Pirates now go for Nigeria’s little fish
Headlines Saturday, February 26th, 2011
The crew of the Mareena 1 fishing trawler had finished hauling in their catch 25 kilometres off the coast and had settled into their bunks for a few hours of sleep when they were awakened by machine-gun fire.
Nine heavily armed men in a speedboat were strafing their trawler. One of the bullets hit the ship’s cook in the stomach. The cook bled to death, while the pirates boarded the ship, ate, took naps and stole everything that was not welded down.
“There were attacks before, but it’s the worst now,” said Geoffrey, the Mareena’s captain, who gave only his first name because he feared reprisals. “Formerly, we had hijackings and they would steal everything, but now they attack and they are shooting and taking lives.”
After a precipitous rise in the number of attacks in the past year, the waters off the 850-kilometre, or 530-mile, coastline of Nigeria were named the most dangerous in the world last month by a maritime watchdog group. And while kidnapping of foreigners and attacks on oil installations in Nigeria have gained international attention, it is often those with a far lower profile who bear the greatest burden of the lawlessness at sea.
Pirate attacks on fishing trawlers have increased from four reported cases in 2003 to 107 in 2007, said the Nigerian Trawler Owners Association. In January of this year alone, there were 50 attacks on fishing boats, 20 in one week, during which 10 sailors were killed.
Until recently, Africa’s largest supplier of crude oil and the fifth biggest exporter of oil to America, Nigeria has for years been dogged by violence and kidnappings in its oil-producing Niger Delta region. Some of the violence was politically motivated but the bulk of it was simple criminality, officials said.
After more than 200 foreigners were kidnapped in the Niger Delta in 2007, and not content to rely on a vastly undermanned and inefficient Nigerian Navy, foreign oil companies increased security and pulled out all non-essential employees. With foreign vessels no longer an easy target, pirates have looked elsewhere for victims.

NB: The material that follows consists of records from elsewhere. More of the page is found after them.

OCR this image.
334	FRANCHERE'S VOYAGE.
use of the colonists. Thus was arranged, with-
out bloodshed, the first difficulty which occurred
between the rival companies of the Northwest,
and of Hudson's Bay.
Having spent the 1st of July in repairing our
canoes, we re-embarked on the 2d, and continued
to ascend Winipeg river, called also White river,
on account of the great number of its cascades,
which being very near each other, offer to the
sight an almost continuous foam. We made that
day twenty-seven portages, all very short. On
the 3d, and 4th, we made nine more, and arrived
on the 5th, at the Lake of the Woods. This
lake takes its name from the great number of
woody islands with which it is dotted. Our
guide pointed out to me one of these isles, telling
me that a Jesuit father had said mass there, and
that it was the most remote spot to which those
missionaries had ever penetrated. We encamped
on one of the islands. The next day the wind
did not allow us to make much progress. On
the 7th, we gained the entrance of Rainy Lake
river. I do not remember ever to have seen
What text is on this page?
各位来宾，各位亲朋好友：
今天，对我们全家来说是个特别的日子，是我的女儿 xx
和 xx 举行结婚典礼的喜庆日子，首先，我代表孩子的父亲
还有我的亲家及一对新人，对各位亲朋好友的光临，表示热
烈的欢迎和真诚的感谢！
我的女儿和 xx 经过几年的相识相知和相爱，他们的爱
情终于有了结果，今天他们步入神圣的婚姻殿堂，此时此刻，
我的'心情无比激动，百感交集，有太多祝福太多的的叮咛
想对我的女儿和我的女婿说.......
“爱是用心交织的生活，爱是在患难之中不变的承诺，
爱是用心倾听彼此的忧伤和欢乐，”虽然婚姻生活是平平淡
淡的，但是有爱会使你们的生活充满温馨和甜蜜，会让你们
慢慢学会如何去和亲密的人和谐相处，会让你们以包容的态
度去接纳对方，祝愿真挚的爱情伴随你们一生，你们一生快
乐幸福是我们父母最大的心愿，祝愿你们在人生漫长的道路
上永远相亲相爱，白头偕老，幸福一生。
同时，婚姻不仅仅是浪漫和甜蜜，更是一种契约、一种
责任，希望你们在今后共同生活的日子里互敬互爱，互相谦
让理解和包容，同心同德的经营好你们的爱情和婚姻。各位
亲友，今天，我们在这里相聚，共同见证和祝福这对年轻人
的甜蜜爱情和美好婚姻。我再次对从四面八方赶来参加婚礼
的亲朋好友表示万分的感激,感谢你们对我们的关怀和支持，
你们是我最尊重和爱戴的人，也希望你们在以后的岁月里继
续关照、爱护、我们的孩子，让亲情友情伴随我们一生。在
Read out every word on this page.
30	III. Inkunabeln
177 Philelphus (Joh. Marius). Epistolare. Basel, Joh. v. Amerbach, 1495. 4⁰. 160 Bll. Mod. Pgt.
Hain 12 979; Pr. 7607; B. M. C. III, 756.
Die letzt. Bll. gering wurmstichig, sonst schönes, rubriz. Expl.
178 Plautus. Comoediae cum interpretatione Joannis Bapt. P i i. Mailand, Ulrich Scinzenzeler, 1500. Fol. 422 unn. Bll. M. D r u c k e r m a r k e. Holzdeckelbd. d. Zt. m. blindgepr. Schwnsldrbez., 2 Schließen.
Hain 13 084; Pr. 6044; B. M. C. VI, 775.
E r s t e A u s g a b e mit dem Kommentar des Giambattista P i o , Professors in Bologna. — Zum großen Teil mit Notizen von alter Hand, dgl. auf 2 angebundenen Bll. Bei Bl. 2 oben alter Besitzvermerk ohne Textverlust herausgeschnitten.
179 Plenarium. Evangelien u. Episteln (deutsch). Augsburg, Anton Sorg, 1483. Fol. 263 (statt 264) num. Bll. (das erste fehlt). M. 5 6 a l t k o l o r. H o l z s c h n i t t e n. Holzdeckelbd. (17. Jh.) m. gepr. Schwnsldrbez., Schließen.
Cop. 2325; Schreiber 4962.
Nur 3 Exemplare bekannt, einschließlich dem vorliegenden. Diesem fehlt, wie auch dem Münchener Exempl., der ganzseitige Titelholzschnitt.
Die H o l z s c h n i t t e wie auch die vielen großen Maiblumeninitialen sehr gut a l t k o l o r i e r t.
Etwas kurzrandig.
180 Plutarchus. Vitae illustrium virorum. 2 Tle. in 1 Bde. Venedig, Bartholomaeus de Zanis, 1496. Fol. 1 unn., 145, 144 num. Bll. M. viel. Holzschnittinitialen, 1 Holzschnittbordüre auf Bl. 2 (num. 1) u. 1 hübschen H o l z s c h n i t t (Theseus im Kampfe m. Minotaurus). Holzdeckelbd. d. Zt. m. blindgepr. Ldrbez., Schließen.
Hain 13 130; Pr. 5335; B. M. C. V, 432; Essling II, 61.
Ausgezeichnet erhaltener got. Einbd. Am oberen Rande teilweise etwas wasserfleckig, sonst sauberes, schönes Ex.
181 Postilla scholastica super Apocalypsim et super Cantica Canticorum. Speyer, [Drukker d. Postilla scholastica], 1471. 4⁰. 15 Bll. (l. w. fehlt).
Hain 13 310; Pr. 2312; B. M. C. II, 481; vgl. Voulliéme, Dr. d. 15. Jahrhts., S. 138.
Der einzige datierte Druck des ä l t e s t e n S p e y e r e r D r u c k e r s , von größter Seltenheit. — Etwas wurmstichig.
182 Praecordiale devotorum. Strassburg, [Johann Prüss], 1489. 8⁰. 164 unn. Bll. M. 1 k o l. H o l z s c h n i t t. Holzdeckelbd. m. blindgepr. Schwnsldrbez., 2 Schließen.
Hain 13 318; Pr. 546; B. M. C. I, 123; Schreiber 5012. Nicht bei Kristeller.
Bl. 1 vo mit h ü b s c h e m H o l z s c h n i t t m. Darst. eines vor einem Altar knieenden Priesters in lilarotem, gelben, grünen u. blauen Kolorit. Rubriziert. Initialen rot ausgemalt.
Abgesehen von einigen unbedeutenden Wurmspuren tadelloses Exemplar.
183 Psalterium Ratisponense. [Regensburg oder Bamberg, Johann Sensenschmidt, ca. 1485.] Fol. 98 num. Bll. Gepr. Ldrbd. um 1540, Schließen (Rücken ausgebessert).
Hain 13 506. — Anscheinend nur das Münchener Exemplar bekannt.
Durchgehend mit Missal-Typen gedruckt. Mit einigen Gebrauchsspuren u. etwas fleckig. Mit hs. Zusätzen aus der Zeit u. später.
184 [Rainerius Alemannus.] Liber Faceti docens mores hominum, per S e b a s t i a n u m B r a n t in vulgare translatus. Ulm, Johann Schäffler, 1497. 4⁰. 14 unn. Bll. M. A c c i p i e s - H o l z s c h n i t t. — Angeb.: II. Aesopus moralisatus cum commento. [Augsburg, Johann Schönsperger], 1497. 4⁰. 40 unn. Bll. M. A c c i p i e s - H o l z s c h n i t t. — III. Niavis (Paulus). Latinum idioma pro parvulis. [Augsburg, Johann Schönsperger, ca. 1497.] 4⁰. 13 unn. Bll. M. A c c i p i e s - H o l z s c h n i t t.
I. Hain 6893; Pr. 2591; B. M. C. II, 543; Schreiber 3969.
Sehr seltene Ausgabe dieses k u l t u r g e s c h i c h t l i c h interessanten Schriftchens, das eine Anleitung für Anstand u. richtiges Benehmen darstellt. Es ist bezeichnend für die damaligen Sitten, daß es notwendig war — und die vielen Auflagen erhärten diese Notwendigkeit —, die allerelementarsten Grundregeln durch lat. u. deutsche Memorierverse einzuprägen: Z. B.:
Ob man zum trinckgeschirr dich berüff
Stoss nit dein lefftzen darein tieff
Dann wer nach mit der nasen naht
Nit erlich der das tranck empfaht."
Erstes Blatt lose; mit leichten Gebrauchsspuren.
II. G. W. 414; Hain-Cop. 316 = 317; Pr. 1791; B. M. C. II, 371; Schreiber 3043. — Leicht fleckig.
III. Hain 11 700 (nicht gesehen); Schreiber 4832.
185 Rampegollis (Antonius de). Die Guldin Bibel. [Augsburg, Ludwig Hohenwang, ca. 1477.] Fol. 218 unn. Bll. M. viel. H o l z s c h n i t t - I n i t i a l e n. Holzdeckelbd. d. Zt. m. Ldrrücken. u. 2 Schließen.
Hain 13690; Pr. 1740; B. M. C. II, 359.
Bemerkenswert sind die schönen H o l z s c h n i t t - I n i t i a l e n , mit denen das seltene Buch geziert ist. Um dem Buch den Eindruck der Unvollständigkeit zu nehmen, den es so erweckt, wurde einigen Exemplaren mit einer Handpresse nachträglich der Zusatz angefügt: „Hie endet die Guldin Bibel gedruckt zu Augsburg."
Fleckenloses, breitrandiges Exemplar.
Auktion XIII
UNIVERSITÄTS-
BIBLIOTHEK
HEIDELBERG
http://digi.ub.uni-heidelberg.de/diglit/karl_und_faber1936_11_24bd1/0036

They found them in the defenceless fishing trawlers that chug up and down the coastlines, never far enough from shore to be out of reach of the pirates’ speedboats.
The surge in deadly attacks on fishing crews caused the Nigerian Trawlers Association to call its entire fleet, nearly 200 vessels, back to shore in February. That meant a work stoppage for an estimated 20,000 workers and the drying up of the bulk of the local fish market.
Although the domestic market makes up just 20 per cent of the total amount of fish consumed in Nigeria, that percentage has decreased steadily in the past five years because of the rise of offshore violence, according to a study in 2007 by the United States. Department of Agriculture.
A visit to a fish market in Lagos found Comfort Ajayi, a 50-year-old fish seller, standing amid rows of empty tables. “These tables are usually completely full,” she said. “We’re only selling imported fish now. No local. It’s affecting us very much.”
After weeks of protests and negotiations, the navy assured fishing companies that their fleets would be protected, and boat owners warily sent their trawlers back out to sea. “There is no way that they can say security anywhere is 100 per cent, but we’re not sleeping over it. In the next couple of months, they will be comfortable,” Rear Admiral Ishaya Ibrahim said. “We beefed up the security accordingly to guarantee them free and peaceful fishing activities.”
Just days after the navy’s promise, three trawlers were attacked and one crew was taken hostage into the labyrinthine creeks of the Niger Delta.
The bulky fishing trawlers are no match for the speedboats the pirates use, or their weapons. The pirates, who attacked the Mareena, took radar and sonar equipment, radios, cellphones, the sailors’ pocket money and thin mattresses, even their shoes and socks.
“How can we send them back out to sea when we can’t guarantee their safety?” said Paul Kirubakaran, manager of SeaBless, one of the country’s larger fishing companies.
Many sailors wonder if it is worth going back to sea. Godwin, 34, a sailor who would give only his first name, said: “They are killing us. I’ve been sailing for 15 years and the pirate thing got worse last year. Before, if they came, if you gave them fish or money, they will leave you. Now they’ll kill you. Before you go on a fishing vessel, you have to think twice.”